What a familiar tale. Hmmm… A duration-based mismatch…where have we heard that story before? And we know of course what can happen afterward as this asset mismatch ripples through the system, forcing other investors to rationalize their positions.
But I think much the most interesting snippet comes at the end of his newsletter when Pettis speculates that all the scandals in China might be metastisizing into a bigger blowup. Pettis suggests that there are “a new set of rumors emerging that suggest that there are problems in Zhongnanhai (the leadership’s private living and working compound in the center of Beijing) and renewed factional fighting. The rumors suggest that these were set off at least in part, or exacerbated, by the latest national scandal to infuriate Chinese households – the discovery in the past month that vaccines shipped to hospitals and schools aimed at protecting hundreds of thousands of Chinese children were substandard and perhaps even harmful. They may have also been exacerbated by the disappearance earlier this month of the chairman of a Shanghai wealth management firm whose customers included some very wealthy and important people.”
According to Pettis these rumors matters because of China’s near-term economic outlook which might reduce “ the ability of Beijing to impose difficult but needed measures to control credit expansion. Meanwhile, the public travails of Huarong are likely to be quite interesting and will give us some sense of how Beijing’s fight against borrowing and mis-spending will develop. Perhaps by the end of the third quarter, we will have a better sense of just how serious Beijing is in getting debt under control.”
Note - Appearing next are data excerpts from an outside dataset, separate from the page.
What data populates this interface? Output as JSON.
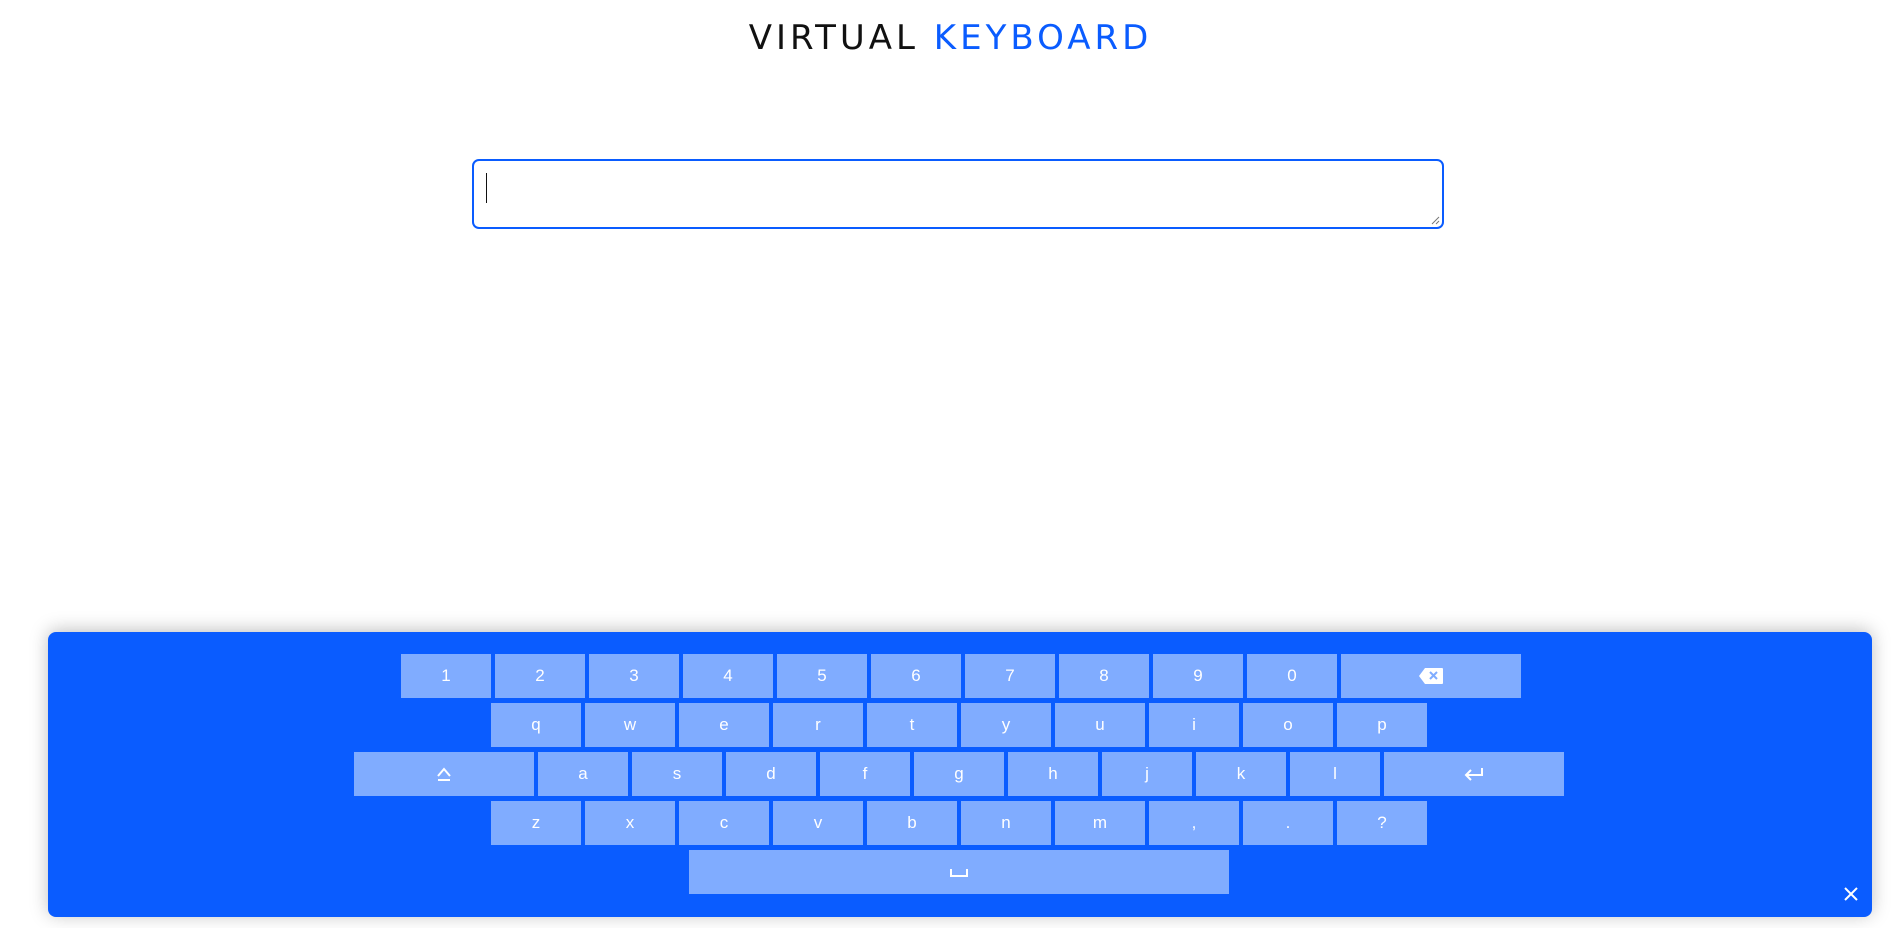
{
  "header": {
    "title_part1": "VIRTUAL",
    "title_part2": "KEYBOARD"
  },
  "input": {
    "value": "",
    "placeholder": ""
  },
  "keyboard": {
    "colors": {
      "panel": "#0a5cff",
      "key": "#80acff",
      "key_text": "#ffffff"
    },
    "rows": [
      [
        {
          "label": "1"
        },
        {
          "label": "2"
        },
        {
          "label": "3"
        },
        {
          "label": "4"
        },
        {
          "label": "5"
        },
        {
          "label": "6"
        },
        {
          "label": "7"
        },
        {
          "label": "8"
        },
        {
          "label": "9"
        },
        {
          "label": "0"
        },
        {
          "label": "",
          "icon": "backspace-icon"
        }
      ],
      [
        {
          "label": "q"
        },
        {
          "label": "w"
        },
        {
          "label": "e"
        },
        {
          "label": "r"
        },
        {
          "label": "t"
        },
        {
          "label": "y"
        },
        {
          "label": "u"
        },
        {
          "label": "i"
        },
        {
          "label": "o"
        },
        {
          "label": "p"
        }
      ],
      [
        {
          "label": "",
          "icon": "shift-icon"
        },
        {
          "label": "a"
        },
        {
          "label": "s"
        },
        {
          "label": "d"
        },
        {
          "label": "f"
        },
        {
          "label": "g"
        },
        {
          "label": "h"
        },
        {
          "label": "j"
        },
        {
          "label": "k"
        },
        {
          "label": "l"
        },
        {
          "label": "",
          "icon": "enter-icon"
        }
      ],
      [
        {
          "label": "z"
        },
        {
          "label": "x"
        },
        {
          "label": "c"
        },
        {
          "label": "v"
        },
        {
          "label": "b"
        },
        {
          "label": "n"
        },
        {
          "label": "m"
        },
        {
          "label": ","
        },
        {
          "label": "."
        },
        {
          "label": "?"
        }
      ],
      [
        {
          "label": "",
          "icon": "space-icon"
        }
      ]
    ],
    "close_icon": "close-icon"
  }
}
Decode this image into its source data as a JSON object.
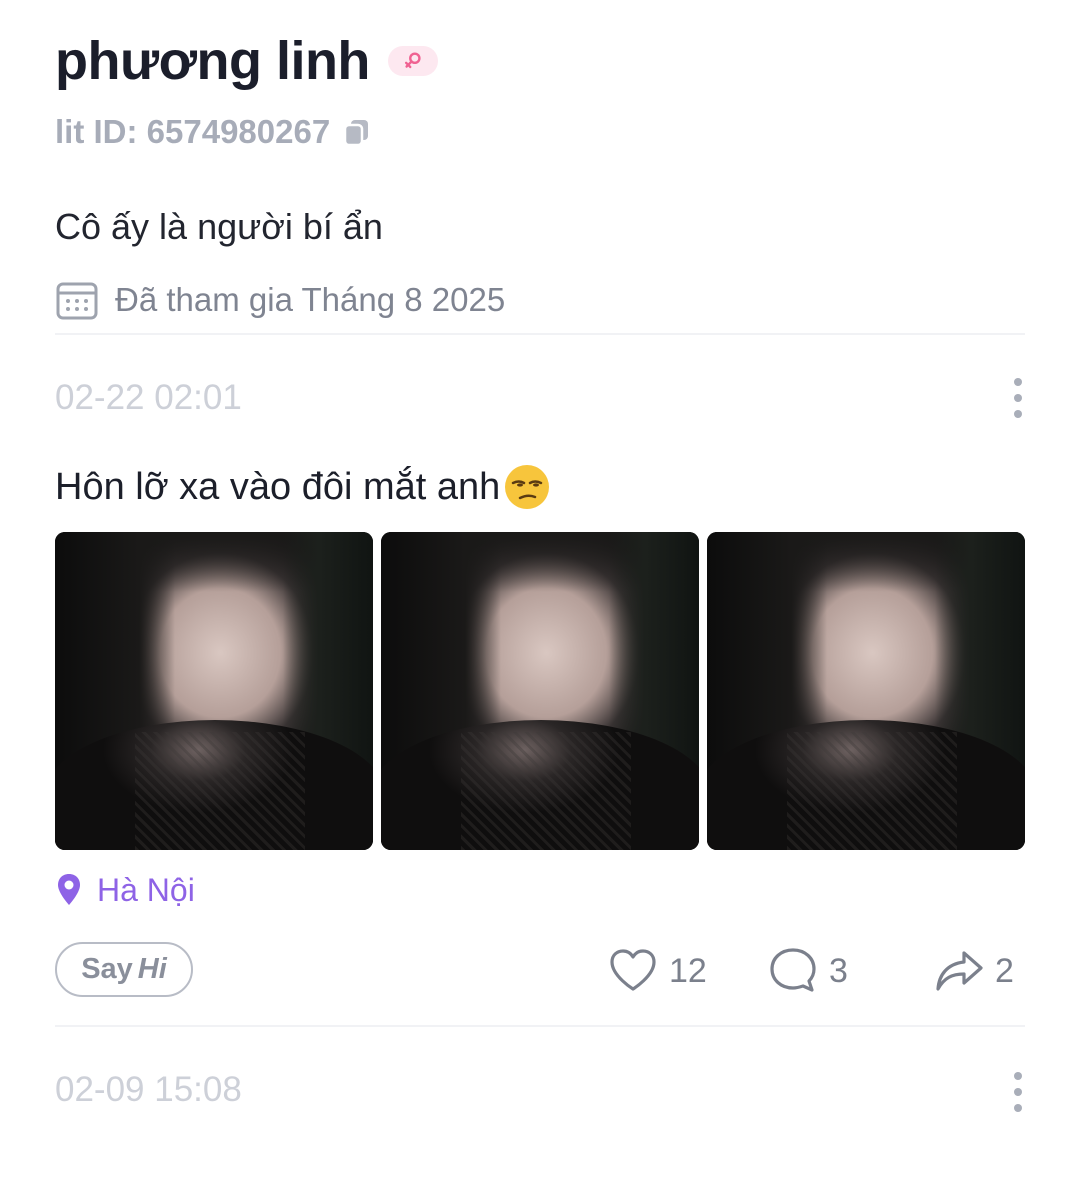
{
  "profile": {
    "name": "phương linh",
    "gender_badge_icon": "female-icon",
    "lit_id": "lit ID: 6574980267",
    "bio": "Cô ấy là người bí ẩn",
    "joined": "Đã tham gia Tháng 8 2025"
  },
  "posts": [
    {
      "time": "02-22 02:01",
      "text": "Hôn lỡ xa vào đôi mắt anh",
      "emoji": "unamused-face-emoji",
      "photos": [
        "photo-1",
        "photo-2",
        "photo-3"
      ],
      "location": "Hà Nội",
      "say_hi": {
        "say": "Say",
        "hi": "Hi"
      },
      "likes": "12",
      "comments": "3",
      "shares": "2"
    },
    {
      "time": "02-09 15:08"
    }
  ],
  "colors": {
    "accent_location": "#8e63e6",
    "badge_pink": "#f06292",
    "muted_text": "#a7acb8"
  }
}
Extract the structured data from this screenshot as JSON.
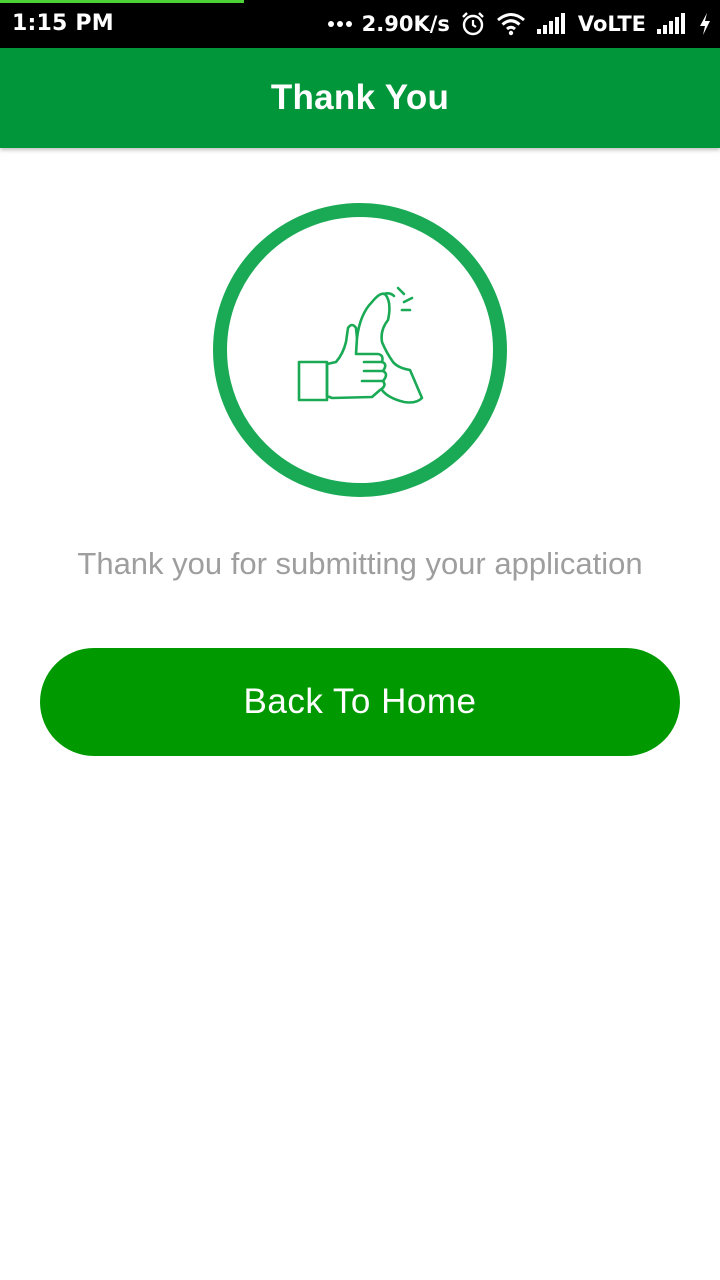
{
  "status_bar": {
    "time": "1:15 PM",
    "network_speed": "2.90K/s",
    "network_label": "VoLTE",
    "icons": [
      "more-dots-icon",
      "alarm-icon",
      "wifi-icon",
      "signal-icon",
      "signal-icon-2",
      "charging-icon"
    ]
  },
  "app_bar": {
    "title": "Thank You"
  },
  "main": {
    "emblem_icon": "thumbs-up-icon",
    "message": "Thank you for submitting your application",
    "home_button_label": "Back To Home"
  },
  "colors": {
    "primary_green": "#009639",
    "button_green": "#009a00",
    "emblem_green": "#1aaa55",
    "message_gray": "#9e9e9e"
  }
}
One could of course at this point suggest that President Trump has picked the right battle, at the right time. He’s pushing the Chinese to open up access just at the moment when they are most vulnerable.
Except that when a Populist leader such as Trump and Xi do go head to head, neither side likes to be seen to be caving in. My worry is that President Xi, sensing his vulnerability might decide to turn aggressive and stir the nationalist pot – and along the way try to prepare his people for real economic gain in order to preserve national honor.